Posted January 14, 2014
 
The president of the American Farm Bureau Federation (AFBF), Bob Stallman, criticized the U.S. Environmental Protection Agency (EPA) and Congress in his remarks at the group’s annual convention in San Antonio, according to an article by the Des Moines Register available here.
 
Stallman criticized EPA regulations under the Clean Water Act that he indicated “would give it control of nearly every water body in the United States, including ditches that are dry most of the time.”
 
He criticized Congress, highlighting three areas where Congress is “falling down on the job” of addressing the needs of the nation’s agricultural producers including: the farm bill, reliable water transportation, and agricultural labor reform.  Stallman said, “These are all crucial issues on which Congress has started the job, but still has to finish it,” according to an Agri-Pulse article available here.
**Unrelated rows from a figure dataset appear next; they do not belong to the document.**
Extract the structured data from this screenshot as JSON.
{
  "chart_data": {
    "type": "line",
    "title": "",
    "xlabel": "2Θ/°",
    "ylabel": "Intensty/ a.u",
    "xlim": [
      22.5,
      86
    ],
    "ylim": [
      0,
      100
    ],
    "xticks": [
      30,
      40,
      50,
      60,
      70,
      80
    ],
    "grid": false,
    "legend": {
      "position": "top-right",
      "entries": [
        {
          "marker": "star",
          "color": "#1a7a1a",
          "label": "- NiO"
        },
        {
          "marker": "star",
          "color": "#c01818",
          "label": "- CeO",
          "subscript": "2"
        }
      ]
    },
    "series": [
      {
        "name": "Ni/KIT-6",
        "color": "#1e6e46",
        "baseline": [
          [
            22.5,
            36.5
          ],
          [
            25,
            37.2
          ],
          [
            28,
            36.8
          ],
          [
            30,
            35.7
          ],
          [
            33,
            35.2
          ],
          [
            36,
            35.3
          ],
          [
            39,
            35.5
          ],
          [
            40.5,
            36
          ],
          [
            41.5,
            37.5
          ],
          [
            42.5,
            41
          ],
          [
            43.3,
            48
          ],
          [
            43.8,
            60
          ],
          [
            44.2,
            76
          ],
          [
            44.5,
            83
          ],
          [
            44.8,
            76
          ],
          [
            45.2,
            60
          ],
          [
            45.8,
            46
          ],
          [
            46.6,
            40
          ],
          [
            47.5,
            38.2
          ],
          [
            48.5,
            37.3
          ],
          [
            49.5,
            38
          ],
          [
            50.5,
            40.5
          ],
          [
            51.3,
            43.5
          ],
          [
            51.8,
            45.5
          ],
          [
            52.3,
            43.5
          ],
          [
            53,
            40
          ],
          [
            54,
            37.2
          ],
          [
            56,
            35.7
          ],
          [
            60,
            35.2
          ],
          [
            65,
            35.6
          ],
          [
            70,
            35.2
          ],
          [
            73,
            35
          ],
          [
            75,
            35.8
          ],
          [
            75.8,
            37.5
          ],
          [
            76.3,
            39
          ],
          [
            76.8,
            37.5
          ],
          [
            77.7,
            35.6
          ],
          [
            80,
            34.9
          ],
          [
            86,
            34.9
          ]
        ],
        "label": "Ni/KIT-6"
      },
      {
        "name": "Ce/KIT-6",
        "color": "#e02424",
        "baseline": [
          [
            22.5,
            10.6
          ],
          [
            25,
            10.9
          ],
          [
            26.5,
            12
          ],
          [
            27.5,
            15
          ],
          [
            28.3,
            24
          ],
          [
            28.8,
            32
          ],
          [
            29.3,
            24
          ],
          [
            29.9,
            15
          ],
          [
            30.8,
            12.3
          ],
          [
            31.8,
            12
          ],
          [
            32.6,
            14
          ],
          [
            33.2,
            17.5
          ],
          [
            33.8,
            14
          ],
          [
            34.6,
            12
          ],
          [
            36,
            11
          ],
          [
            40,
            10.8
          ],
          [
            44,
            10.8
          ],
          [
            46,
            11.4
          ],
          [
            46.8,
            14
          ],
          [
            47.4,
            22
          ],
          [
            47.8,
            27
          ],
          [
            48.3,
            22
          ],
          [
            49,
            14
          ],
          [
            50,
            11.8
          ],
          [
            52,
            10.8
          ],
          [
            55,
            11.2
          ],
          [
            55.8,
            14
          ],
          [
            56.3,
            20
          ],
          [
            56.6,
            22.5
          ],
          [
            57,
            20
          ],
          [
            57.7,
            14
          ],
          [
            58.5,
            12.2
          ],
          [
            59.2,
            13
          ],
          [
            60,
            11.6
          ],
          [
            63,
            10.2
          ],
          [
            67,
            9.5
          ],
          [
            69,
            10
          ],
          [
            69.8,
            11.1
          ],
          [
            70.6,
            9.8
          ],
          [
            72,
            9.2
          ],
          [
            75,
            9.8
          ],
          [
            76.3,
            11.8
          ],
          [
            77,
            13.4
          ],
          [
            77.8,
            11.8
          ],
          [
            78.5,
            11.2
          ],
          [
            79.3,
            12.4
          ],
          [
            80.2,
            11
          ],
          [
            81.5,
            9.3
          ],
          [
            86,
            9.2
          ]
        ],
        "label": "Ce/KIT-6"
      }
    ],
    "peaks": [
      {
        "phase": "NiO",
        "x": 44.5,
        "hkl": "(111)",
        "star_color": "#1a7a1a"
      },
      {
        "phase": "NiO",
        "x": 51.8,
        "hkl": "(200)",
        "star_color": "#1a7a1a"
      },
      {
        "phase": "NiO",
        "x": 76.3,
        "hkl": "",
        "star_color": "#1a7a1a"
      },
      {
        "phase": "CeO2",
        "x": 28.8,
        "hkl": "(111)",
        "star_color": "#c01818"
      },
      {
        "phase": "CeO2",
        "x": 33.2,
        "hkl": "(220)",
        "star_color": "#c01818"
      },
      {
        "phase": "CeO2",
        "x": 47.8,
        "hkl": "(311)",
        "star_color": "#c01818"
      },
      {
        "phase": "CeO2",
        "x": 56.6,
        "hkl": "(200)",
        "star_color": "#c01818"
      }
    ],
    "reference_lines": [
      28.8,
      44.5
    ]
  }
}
He also said that this was the “least productive” Congress in history.
 
Stallman was optimistic that Congress could pass a Water Resources Development bill, but said that farmers and ranchers also need effective, long-term immigration solutions to address agricultural labor shortages.   On the immigration issue, he pointed to a “California Farm Bureau study that found 71 percent of tree fruit growers and nearly 80 percent of raisin and berry growers were unable to find enough employees to prune trees and vines of pick crops.”